Katleen & Joeri
Una ceremonia en la playa y un padrino de cuatro patas.
Una ceremonia en la playa y un padrino de cuatro patas.
Cuando Katleen y Joeri, dos personas encantadoras y ambos pilotos profesionales, se pusieron en contacto con nosotros con la visión para su boda, dijimos que sí de inmediato. ¿Una celebración de dos días, en la playa y con un padrino especial —su golden retriever—? ¡Contad con nosotros! Estamos muy contentos con el resultado, que incluyó una ceremonia en una playa privada, una gran lista de invitados, decoraciones fastuosas y algunas sorpresas para los asistentes (pensad en bolas de discoteca en la piscina; seguid leyendo si tenéis curiosidad). Por supuesto, nos aseguramos de que su precioso perro tuviera un papel especial durante el día.
En su tiempo libre, a esta pareja de pilotos le gusta coger una avioneta monomotor y volar sobre la isla. Su retriever solía acompañarlos, por lo que ya estaba familiarizado con el viaje y la isla. Así que Katleen & Joeri no podían imaginar el decir «sí, quiero» sin su perro a su lado.
Incluir a su mascota en las festividades de la boda no se trata solo del factor de ternura; se trata de celebrar el amor que abarca a toda su familia.
¡Imagine a su cachorro caminando por el pasillo con un collar floral personalizado! ¿O qué tal dejar que asuma un papel especial, como el de portador de los anillos? Y no olvide el apoyo emocional que brindan las mascotas. Tomarse un descanso con su perro puede aportar una sensación de calma y consuelo en un día que puede estar lleno de emoción y, sí, un poco de estrés.
Para esta boda, hicimos un collar de esmoquin personalizado a juego con su papel de padrino. Y nos aseguramos de que fuera parte de la sesión de fotos para dejar a la pareja unos recuerdos preciosos.

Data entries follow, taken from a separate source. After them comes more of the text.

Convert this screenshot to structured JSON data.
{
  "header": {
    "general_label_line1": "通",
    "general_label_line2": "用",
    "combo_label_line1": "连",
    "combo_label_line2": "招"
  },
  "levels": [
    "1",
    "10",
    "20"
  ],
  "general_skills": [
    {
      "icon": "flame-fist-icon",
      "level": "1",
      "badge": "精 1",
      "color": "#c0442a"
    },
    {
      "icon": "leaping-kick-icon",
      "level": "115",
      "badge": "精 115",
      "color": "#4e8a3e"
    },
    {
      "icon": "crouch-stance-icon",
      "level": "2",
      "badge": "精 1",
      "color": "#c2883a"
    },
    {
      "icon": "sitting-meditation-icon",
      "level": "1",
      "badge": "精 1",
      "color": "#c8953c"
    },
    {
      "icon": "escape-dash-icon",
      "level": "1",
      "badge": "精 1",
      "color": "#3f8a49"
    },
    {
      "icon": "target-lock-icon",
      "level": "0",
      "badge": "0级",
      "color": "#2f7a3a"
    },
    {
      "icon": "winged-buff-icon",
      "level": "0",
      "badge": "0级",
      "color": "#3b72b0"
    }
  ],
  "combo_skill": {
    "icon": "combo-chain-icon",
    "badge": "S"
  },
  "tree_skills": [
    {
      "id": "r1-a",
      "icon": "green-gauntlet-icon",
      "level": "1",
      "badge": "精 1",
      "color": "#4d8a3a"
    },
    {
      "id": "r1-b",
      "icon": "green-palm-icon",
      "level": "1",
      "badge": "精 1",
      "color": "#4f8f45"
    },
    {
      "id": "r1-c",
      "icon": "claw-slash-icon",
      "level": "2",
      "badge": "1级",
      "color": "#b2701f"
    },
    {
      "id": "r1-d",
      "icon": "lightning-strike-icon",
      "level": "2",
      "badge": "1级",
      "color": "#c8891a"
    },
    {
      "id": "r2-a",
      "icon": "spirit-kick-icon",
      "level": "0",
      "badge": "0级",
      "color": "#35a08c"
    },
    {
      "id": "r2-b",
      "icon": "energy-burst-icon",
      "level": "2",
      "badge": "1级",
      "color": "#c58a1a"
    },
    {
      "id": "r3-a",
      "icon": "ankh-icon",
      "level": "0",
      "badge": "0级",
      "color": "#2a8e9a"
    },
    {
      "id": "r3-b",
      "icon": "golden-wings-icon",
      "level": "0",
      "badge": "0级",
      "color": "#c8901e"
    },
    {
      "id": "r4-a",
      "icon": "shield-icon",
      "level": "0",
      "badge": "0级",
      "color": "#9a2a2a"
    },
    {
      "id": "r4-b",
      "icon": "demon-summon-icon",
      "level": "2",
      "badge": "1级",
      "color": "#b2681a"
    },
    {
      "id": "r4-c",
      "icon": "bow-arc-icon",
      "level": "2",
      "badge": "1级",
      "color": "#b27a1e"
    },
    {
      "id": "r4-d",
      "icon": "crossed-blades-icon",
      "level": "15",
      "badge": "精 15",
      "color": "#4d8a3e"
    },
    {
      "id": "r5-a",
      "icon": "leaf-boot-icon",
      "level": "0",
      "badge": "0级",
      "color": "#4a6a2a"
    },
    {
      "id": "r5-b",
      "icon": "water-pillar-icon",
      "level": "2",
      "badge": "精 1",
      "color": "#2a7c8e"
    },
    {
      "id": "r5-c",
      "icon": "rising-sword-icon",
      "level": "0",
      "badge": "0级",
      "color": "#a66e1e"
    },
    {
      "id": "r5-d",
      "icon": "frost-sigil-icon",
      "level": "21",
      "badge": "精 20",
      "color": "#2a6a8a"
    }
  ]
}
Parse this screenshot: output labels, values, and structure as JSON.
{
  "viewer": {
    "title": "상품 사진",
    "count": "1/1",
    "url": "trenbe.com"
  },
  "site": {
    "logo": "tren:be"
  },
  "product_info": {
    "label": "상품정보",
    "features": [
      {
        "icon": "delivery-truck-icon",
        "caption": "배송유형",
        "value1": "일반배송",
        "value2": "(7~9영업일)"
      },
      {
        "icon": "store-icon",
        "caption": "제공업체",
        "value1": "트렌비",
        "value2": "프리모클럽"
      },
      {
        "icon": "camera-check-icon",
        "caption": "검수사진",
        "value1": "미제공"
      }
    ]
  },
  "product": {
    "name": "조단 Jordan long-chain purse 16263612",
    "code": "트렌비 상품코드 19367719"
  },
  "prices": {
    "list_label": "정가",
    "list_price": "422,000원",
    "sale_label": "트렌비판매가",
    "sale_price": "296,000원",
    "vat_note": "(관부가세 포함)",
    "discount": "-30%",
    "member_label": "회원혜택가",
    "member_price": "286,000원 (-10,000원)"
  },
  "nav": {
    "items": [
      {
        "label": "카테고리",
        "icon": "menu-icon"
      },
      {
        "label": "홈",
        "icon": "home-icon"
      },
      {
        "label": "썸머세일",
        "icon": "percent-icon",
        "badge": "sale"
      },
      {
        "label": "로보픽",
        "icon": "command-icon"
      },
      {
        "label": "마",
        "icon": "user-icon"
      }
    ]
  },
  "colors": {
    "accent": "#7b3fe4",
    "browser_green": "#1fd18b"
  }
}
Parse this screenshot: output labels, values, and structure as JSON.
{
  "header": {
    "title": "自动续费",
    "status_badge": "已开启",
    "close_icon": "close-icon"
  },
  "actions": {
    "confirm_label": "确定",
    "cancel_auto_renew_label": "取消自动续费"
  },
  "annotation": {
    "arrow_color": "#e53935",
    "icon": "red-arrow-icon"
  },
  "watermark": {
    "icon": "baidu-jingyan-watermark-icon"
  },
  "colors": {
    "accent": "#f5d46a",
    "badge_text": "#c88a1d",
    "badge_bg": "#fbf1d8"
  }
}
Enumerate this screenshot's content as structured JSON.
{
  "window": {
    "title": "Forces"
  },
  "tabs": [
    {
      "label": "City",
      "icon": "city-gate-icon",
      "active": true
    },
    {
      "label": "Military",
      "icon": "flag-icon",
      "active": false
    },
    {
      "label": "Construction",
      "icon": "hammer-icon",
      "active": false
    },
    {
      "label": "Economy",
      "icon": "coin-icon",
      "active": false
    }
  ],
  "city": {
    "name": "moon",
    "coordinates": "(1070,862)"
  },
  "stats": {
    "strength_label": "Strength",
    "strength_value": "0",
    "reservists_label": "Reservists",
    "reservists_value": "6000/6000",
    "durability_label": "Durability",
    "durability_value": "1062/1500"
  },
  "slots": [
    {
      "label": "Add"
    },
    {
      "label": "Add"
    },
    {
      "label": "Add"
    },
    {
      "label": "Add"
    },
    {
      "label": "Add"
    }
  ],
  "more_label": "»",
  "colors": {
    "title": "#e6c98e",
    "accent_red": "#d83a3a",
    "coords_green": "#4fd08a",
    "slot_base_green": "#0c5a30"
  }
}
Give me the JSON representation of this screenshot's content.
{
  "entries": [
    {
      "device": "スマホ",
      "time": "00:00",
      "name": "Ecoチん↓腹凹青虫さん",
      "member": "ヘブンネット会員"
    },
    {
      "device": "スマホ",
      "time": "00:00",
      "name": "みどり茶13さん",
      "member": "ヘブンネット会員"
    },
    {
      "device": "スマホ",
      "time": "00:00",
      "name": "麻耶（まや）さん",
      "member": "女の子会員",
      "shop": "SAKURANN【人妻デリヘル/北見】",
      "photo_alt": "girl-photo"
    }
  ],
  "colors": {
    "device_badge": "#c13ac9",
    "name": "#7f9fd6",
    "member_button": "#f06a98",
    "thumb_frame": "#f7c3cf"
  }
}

Es Cavallet es una larga playa de arena blanca con varias cabañas de pescadores con encanto. Privatizamos el muelle y lo adornamos con una alfombra blanca y sombrillas bohemias de Bali. El camino conducía a una sección de playa privada con impresionantes vistas sobre la bahía. Los invitados tomaron asiento mientras el apuesto golden retriever se robaba el espectáculo caminando por el pasillo. Durante el cóctel, un saxofonista en vivo y una copa de champán rosado crearon un ambiente relajado.
Basándonos en nuestras conversaciones iniciales, incluimos algunos detalles personales en el estilo. Las mesas llevaban nombres de diferentes fabricantes de aviones —Jetprop, PC 24, Boeing, Bombardier— como un guiño lúdico a la pareja. Y cada invitado recibió un detalle en la mesa: una botella de Hierbas de Ibiza y un tarro de Sal de Ibiza, procedentes de las salinas cercanas.
Para la fiesta nocturna, se trajo a la banda belga Truephonic para encender la pista de baile, manteniendo a los invitados bailando hasta altas horas de la noche.